All rates rose in July. The yield curve narrowed from the previous month and extended its narrowing streak to three-months. The one-month bill maintained the lowest rate throughout the month. Short-term rates rose more rapidly than long-term rates thus the yield curve narrowed mostly from the bottom increasing the risk of an inversion brought upon by rising short-term rates. Such an inversion, if it were to happen would be a strong indicator for an upcoming recession.
- All rates rose in July.
- The one-month rate saw the largest absolute growth at 0.17 points.
- On a relative basis, the one-month rate grew the most with a 9.60 percent rise.
- The one-month bill maintained the lowest rate throughout the month.
- The yield curve narrowed 0.07 points.
- As always, past performance is not indicative of future results.
- The rates have been at historic lows for quite some time which has not occurred previously.
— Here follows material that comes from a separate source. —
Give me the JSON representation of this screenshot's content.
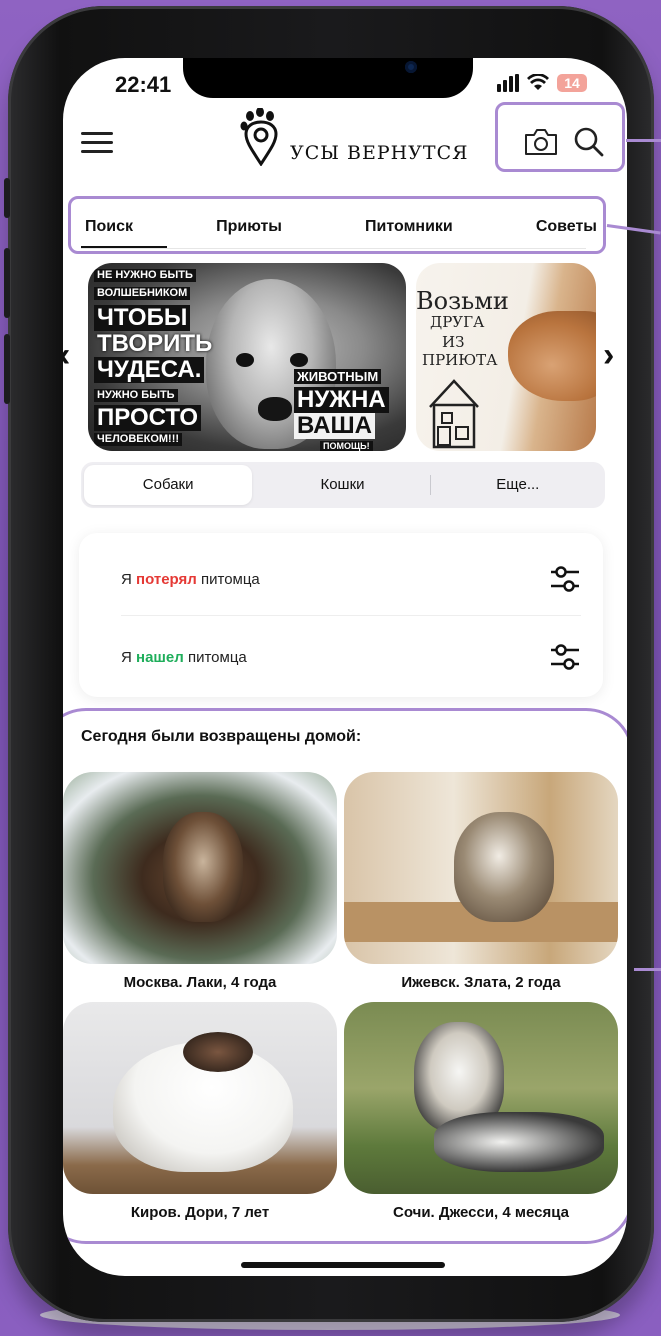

The breadth of the yield curve narrowed over the month from a range of 1.21 to a range of 1.14. The widest range was 1.21 (0.11 points lower than the previous month's widest range of 1.32) which was hit on July 23 and the narrowest 1.04 (0.13 points lower than the previous month's narrowest range of 1.17) which was hit on July 17.
The thirty-year bond held the highest rate throughout the month. It stagnated in the beginning of the month but rose dramatically in the middle to plateau again at the end. It has gone above 3 percent on July 21 and remained above it until the last trading day of the month. It should be noted that the 20-year rate has also risen above 3 percent on the last seven trading days of the month.
The one-month note held the lowest rate for every session of the month. However, it has hit a new 12-month high for the third time in three months and has not been as high as 1.94 (its high for the month) since June 10, 2008 when it was at 2.00.